La guerre du 2 mai 2014

mercredi 7 mai 2014

Comme annoncé et comme prévu la guerre a commencé en Ukraine le 2 du mois de mai 2014. Le chaos s’installe tranquillement dans le silence radio des médias qui selon leur vieille habitude regardent ailleurs. Samedi 3 mai, alors qu’à Odessa 42 personnes venaient de périr la veille dans l’incendie de la Maison des syndicats, les gens de presse hexagonaux - dont certains ne manquent vraiment pas d’air - n’hésitaient pas à imputer aux russophones eux-mêmes la mort de leurs infortunés concitoyens [1]. Un procédé d’inversion accusatoire utilisé à l’identique, il y a deux ans, en juillet 2012, à l’occasion des sanglants attentats de Damas… le pouvoir syrien avait été alors accusé d’être le propre organisateur de cette campagne de terreur ! Or le jour même du drame d’Odessa, le seul sujet brûlant que trouva à traiter la bonne presse fut la libération des douze officiers de Renseignement de l’OSCE [Organisation pour la Sécurité et la Coopération en Europe] « retenus en otages par le maire autoproclamé de Sloviansk ». Seuls les pro-russes ont, notons-le, droit à bénéficier de la marque déposée « autoproclamé », laquelle ne s’applique évidemment pas aux dirigeants - pourtant ouvertement putschistes - de Kiev…

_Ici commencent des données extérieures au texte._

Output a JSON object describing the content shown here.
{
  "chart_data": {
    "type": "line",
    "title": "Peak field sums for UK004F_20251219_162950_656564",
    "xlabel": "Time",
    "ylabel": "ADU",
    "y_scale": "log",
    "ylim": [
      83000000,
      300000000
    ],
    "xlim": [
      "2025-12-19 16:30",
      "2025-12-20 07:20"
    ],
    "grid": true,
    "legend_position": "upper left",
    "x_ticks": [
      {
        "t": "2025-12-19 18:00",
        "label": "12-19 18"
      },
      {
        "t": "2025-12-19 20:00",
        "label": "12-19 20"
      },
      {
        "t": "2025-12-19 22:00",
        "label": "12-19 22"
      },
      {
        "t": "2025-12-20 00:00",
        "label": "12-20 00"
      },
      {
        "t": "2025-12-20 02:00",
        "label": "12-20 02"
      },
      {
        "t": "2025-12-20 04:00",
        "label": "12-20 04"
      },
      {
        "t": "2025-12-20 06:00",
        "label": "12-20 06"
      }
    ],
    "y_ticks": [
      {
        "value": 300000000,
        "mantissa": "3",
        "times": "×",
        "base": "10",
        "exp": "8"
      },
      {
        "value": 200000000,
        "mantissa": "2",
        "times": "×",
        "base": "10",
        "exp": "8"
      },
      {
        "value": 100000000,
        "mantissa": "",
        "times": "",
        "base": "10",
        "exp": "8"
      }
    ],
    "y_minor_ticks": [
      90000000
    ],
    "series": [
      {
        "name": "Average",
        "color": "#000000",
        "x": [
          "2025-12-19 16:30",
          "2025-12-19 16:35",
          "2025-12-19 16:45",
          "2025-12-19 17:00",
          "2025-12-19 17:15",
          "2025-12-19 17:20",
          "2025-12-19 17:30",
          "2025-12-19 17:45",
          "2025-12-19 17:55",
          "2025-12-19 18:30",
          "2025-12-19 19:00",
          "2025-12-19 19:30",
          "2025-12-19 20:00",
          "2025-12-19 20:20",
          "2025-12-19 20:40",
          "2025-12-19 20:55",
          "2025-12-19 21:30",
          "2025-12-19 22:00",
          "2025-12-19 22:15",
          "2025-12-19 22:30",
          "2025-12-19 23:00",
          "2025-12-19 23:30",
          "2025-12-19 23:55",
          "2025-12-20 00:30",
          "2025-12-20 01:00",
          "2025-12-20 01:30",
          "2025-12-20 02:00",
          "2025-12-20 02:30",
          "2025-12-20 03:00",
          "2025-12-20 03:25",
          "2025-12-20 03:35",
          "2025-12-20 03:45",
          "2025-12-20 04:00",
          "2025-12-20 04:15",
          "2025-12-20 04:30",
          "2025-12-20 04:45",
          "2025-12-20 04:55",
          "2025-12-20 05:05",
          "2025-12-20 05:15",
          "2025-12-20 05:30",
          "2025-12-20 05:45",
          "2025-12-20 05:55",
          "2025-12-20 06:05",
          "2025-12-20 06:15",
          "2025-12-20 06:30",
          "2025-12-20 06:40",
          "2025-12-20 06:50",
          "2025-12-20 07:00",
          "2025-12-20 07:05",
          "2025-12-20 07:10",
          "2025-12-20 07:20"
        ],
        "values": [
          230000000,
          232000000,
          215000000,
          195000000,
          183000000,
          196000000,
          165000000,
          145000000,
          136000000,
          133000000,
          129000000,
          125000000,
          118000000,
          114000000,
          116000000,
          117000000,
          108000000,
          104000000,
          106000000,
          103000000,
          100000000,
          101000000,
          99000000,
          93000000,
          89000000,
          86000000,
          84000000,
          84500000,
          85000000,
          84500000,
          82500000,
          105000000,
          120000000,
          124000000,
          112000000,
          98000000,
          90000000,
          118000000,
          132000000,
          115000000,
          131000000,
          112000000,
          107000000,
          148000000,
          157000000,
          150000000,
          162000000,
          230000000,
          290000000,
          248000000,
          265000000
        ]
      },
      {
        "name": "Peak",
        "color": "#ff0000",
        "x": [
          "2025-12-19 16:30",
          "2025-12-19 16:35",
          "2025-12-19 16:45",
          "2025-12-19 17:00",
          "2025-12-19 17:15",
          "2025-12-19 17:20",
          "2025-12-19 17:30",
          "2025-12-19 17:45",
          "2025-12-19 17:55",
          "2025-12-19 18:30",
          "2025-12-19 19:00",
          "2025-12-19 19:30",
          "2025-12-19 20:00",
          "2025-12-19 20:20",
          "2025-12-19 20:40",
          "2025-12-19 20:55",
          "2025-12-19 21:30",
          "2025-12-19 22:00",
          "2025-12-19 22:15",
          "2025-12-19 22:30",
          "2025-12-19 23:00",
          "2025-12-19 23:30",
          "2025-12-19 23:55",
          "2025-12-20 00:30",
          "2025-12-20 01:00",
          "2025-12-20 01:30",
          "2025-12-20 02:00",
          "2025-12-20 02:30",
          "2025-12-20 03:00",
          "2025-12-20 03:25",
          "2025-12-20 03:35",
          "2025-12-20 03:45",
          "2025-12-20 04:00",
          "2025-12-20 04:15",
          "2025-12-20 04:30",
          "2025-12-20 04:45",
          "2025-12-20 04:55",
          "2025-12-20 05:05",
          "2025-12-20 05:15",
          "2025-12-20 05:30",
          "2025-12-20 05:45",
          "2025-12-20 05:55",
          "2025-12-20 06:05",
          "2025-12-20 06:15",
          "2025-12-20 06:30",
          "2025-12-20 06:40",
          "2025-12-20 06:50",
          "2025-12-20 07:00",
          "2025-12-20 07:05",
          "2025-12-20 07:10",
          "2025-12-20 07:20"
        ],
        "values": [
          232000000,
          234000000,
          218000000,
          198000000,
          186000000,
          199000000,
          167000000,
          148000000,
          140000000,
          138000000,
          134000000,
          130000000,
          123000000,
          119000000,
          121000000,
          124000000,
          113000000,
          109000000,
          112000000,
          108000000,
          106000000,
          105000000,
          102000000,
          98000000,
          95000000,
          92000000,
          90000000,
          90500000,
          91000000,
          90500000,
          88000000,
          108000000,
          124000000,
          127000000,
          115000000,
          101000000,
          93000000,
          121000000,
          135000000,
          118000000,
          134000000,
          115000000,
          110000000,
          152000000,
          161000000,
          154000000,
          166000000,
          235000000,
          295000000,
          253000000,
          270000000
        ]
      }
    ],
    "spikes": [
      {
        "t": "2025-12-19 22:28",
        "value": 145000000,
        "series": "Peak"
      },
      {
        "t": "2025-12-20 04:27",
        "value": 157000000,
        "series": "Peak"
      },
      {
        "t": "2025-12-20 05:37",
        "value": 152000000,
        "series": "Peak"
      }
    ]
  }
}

Soulignons que lors de l’offensive des forces antiterroristes ukrainiennes deux hélicoptères de combat furent abattus. Un autre depuis, lundi 5. Des faits là encore à peine relevés par la grande presse libre. Cependant il ne s’agit pas du tout d’un épisode anodin ! Réfléchissez ! Qui a déjà entendu parler d’hélicoptères descendus par le Hamas pendant les multiples opérations israélienne de tir au lapin à Gaza. Ou au Liban par le Hezbollah ? Dans ce dernier cas l’on peut imaginer que la cavalerie aérienne de Tsahal s’est toujours tenue à distance respectueuse des lignes ennemies, laissant faire le sale travail par ses chasseurs-bombardiers F16. Ou encore en Syrie ? Là quelques hélicos gouvernementaux ont été envoyé au tapis, mais nulle trace d’armes anti-aériennes. Des armes à ne pas mettre entre toutes les mains et que les Alliés – Israël en tête, l’on comprend bien pourquoi – se sont bien gardés de confier aux fous d’Allah. Ce pourquoi Damas a pu garder la maîtrise – relative – de son espace aérien. Cela aussi parce que la participation occidentaliste, quoiqu’elle soit un secret de Polichinelle, se devait de sauver les apparences et de protéger les arrières de Tel-Aviv.

Guerre ouverte niveau 3

Tout cela pour dire que le conflit qui vient de s’ouvrir sur le flanc sud-est de l’Ukraine, pourrait être classé « niveau 3 »… si cette classification existait. Il ne s’agit pas bien entendu d’une confrontation entre armées conventionnelles, reste néanmoins que nous nous trouvons face à un conflit à un stade avancé. Non pas, répétons-le, un « pré-conflit », mais une guerre asymétrique entre des forces dont l’une est adossée à une super puissance militaire, la Fédération de Russie. L’autre étant officiellement une armée professionnelle, peu motivée, sous équipée, travaillée par le doute quant à la légitimité des donneurs d’ordre et de la cause à défendre.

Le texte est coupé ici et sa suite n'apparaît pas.